Un engagement éco-responsable pour tous

Chaque nouvel arrivant à Ksar Tafilelt signe une charte citoyenne et s’engage à respecter les règles de savoir-vivre et de propreté de la ville. Derrière les grandes portes en bois qui abritent cet oasis surplombant l’immense désert du Sahara, l’architecture ksourienne se fond dans le paysage. Ici, le plâtre, les pierres et la chaux ont remplacé le béton. Les bâtiments, aux toits plats et couleurs blanches et ocres, ne dépassent pas les 7,60 mètres de hauteur, tandis que les rues très étroites permettent aux habitants de se protéger des vents de sables fréquents dans la région. Dans le plus grand respect de la nature environnante, la ville est entièrement conçue avec des matériaux locaux et adaptée à la vie dans le désert.

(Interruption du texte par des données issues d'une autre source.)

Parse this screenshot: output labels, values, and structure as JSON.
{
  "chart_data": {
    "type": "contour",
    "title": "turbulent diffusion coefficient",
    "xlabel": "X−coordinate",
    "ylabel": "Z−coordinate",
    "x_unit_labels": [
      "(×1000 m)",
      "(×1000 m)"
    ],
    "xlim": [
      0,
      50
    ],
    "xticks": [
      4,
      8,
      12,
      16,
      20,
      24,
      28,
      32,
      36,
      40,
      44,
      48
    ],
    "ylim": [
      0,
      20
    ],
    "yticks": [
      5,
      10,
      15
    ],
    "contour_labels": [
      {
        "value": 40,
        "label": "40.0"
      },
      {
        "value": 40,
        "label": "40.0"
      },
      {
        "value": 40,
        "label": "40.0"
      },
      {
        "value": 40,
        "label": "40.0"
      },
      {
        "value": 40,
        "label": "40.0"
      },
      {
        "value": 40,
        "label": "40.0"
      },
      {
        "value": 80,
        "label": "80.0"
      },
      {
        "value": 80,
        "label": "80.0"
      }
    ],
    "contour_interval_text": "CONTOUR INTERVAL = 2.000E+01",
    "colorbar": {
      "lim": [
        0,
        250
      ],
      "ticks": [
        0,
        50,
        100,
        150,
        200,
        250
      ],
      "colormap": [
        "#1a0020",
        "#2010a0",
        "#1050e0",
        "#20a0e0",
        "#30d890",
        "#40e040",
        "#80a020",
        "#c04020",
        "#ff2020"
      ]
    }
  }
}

Gestion des ressources locales et éco-citoyenneté

La charte des habitants stipule qu’ils doivent se plier à certains travaux de propreté collectifs, appelés « touiza », dans l’intérêt de tous : toutes les semaines, les familles se relaient pour assurer l’entretien de leur quartier, tandis que chaque habitant a la responsabilité de planter et d’entretenir trois arbres dans l’éco-parc voisin de la ville.

À Ksar Tafilelt, 50 % des eaux usées sont traitées par épuration biologique, tandis que les déchets sont évidemment méticuleusement triés. Quant à l’éclairage public, il est majoritairement alimenté à l’énergie solaire. Enfin, dans l’éco-parc qui borde la ville, les animaux sont nourris de déchets organiques. Toutes ces mesures ont aussi vocation à éduquer les jeunes générations de la ville aux enjeux écologiques.